2.1. 使用国内的镜像源(无法解决问题)
这个时候如果去网上搜索通常会建议在执行init操作的时候加上参数 --image-repository registry.aliyuncs.com/google_containers 来指定使用阿里镜像源。但这种方法亲测无效,因为阿里镜像源拉下来的镜像命名和k8s初始化所需要的默认镜像名不对应,无法直接使用。
[root@VM-12-2-centos yum.repos.d]# sudo kubeadm init \
> --pod-network-cidr=192.168.0.0/16 \
> --image-repository registry.aliyuncs.com/google_containers
I0827 15:13:14.000174 13371 version.go:256] remote version is much newer: v1.31.0; falling back to: stable-1.28
W0827 15:13:24.000473 13371 version.go:104] could not fetch a Kubernetes version from the internet: unable to get URL "https://dl.k8s.io/release/stable-1.28.txt": Get "https://cdn.dl.k8s.io/release/stable-1.28.txt": context deadline exceeded (Client.Timeout exceeded while awaiting headers)
W0827 15:13:24.000501 13371 version.go:105] falling back to the local client version: v1.28.13
[init] Using Kubernetes version: v1.28.13
[preflight] Running pre-flight checks
[preflight] Pulling images required for setting up a Kubernetes cluster
[preflight] This might take a minute or two, depending on the speed of your internet connection
[preflight] You can also perform this action in beforehand using 'kubeadm config images pull'
W0827 15:13:38.997537 13371 checks.go:835] detected that the sandbox image "registry.k8s.io/pause:3.6" of the container runtime is inconsistent with that used by kubeadm. It is recommended that using "registry.aliyuncs.com/google_containers/pause:3.9" as the CRI sandbox image.

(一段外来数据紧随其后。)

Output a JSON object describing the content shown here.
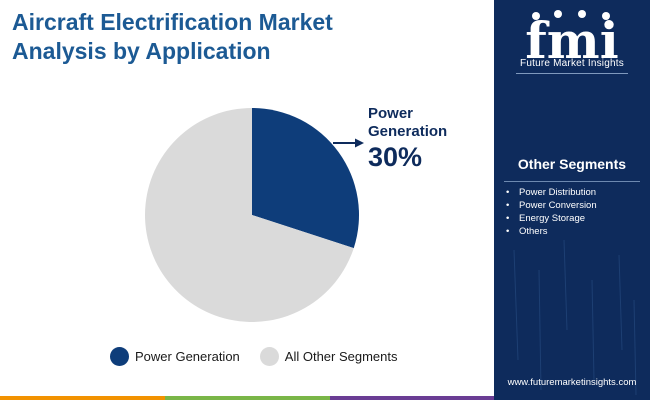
{
  "title_line1": "Aircraft Electrification Market",
  "title_line2": "Analysis by Application",
  "chart_data": {
    "type": "pie",
    "slices": [
      {
        "label": "Power Generation",
        "value": 30,
        "color": "#0e3d7a"
      },
      {
        "label": "All Other Segments",
        "value": 70,
        "color": "#dadada"
      }
    ],
    "callout": {
      "label": "Power Generation",
      "value_text": "30%"
    },
    "legend": [
      {
        "label": "Power Generation",
        "color": "#0e3d7a"
      },
      {
        "label": "All Other Segments",
        "color": "#dadada"
      }
    ],
    "legend_position": "bottom"
  },
  "sidebar": {
    "brand_name": "Future Market Insights",
    "logo_text": "fmi",
    "segments_title": "Other Segments",
    "segments": [
      "Power Distribution",
      "Power Conversion",
      "Energy Storage",
      "Others"
    ],
    "website": "www.futuremarketinsights.com"
  },
  "colors": {
    "title": "#1c5a94",
    "panel": "#0e2b5c",
    "accent_dark": "#0e3d7a",
    "accent_light": "#dadada",
    "bar_orange": "#f29200",
    "bar_green": "#7ab648",
    "bar_purple": "#6a3d94"
  }
}
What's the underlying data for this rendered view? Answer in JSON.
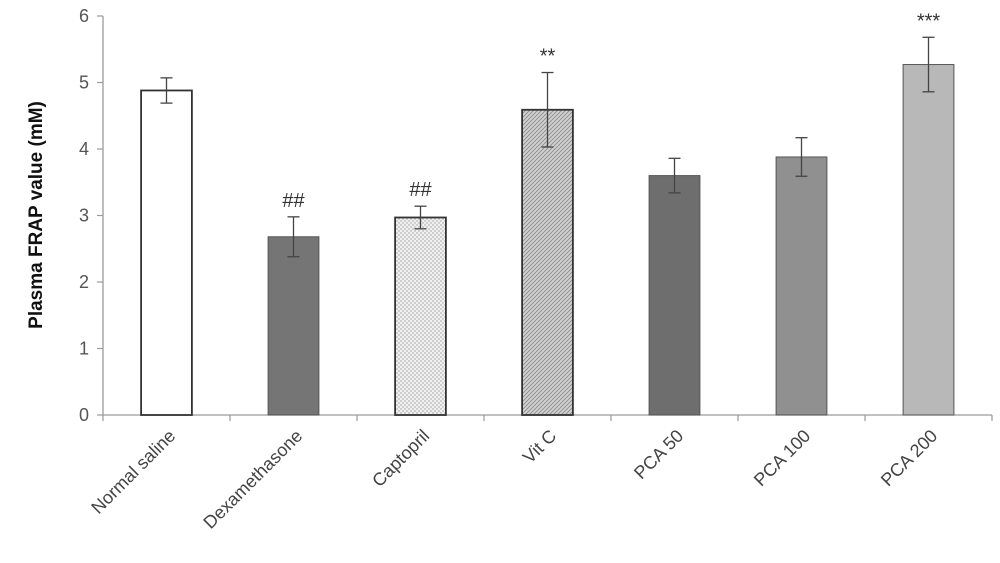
{
  "chart_data": {
    "type": "bar",
    "ylabel": "Plasma FRAP value (mM)",
    "xlabel": "",
    "ylim": [
      0,
      6
    ],
    "yticks": [
      0,
      1,
      2,
      3,
      4,
      5,
      6
    ],
    "grid": false,
    "categories": [
      "Normal saline",
      "Dexamethasone",
      "Captopril",
      "Vit C",
      "PCA 50",
      "PCA 100",
      "PCA 200"
    ],
    "values": [
      4.88,
      2.68,
      2.97,
      4.59,
      3.6,
      3.88,
      5.27
    ],
    "errors": [
      0.19,
      0.3,
      0.17,
      0.56,
      0.26,
      0.29,
      0.41
    ],
    "annotations": [
      "",
      "##",
      "##",
      "**",
      "",
      "",
      "***"
    ],
    "bar_colors": [
      "#ffffff",
      "#757575",
      "#e9e9e9",
      "#cfcfcf",
      "#6e6e6e",
      "#909090",
      "#b8b8b8"
    ],
    "bar_patterns": [
      "none",
      "none",
      "dots",
      "diagonal",
      "none",
      "none",
      "none"
    ]
  }
}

[certs] Using certificateDir folder "/etc/kubernetes/pki"
[certs] Generating "ca" certificate and key
[certs] Generating "apiserver" certificate and key
[certs] apiserver serving cert is signed for DNS names [kubernetes kubernetes.default kubernetes.default.svc kubernetes.default.svc.cluster.local vm-12-2-centos] and IPs [10.96.0.1 10.0.12.2]
[certs] Generating "apiserver-kubelet-client" certificate and key
[certs] Generating "front-proxy-ca" certificate and key
[certs] Generating "front-proxy-client" certificate and key
[certs] Generating "etcd/ca" certificate and key
[certs] Generating "etcd/server" certificate and key
[certs] etcd/server serving cert is signed for DNS names [localhost vm-12-2-centos] and IPs [10.0.12.2 127.0.0.1 ::1]
[certs] Generating "etcd/peer" certificate and key
[certs] etcd/peer serving cert is signed for DNS names [localhost vm-12-2-centos] and IPs [10.0.12.2 127.0.0.1 ::1]
[certs] Generating "etcd/healthcheck-client" certificate and key
[certs] Generating "apiserver-etcd-client" certificate and key
[certs] Generating "sa" key and public key
[kubeconfig] Using kubeconfig folder "/etc/kubernetes"
[kubeconfig] Writing "admin.conf" kubeconfig file
[kubeconfig] Writing "kubelet.conf" kubeconfig file
[kubeconfig] Writing "controller-manager.conf" kubeconfig file
[kubeconfig] Writing "scheduler.conf" kubeconfig file
[etcd] Creating static Pod manifest for local etcd in "/etc/kubernetes/manifests"
[control-plane] Using manifest folder "/etc/kubernetes/manifests"
[control-plane] Creating static Pod manifest for "kube-apiserver"
[control-plane] Creating static Pod manifest for "kube-controller-manager"
[control-plane] Creating static Pod manifest for "kube-scheduler"
[kubelet-start] Writing kubelet environment file with flags to file "/var/lib/kubelet/kubeadm-flags.env"
[kubelet-start] Writing kubelet configuration to file "/var/lib/kubelet/config.yaml"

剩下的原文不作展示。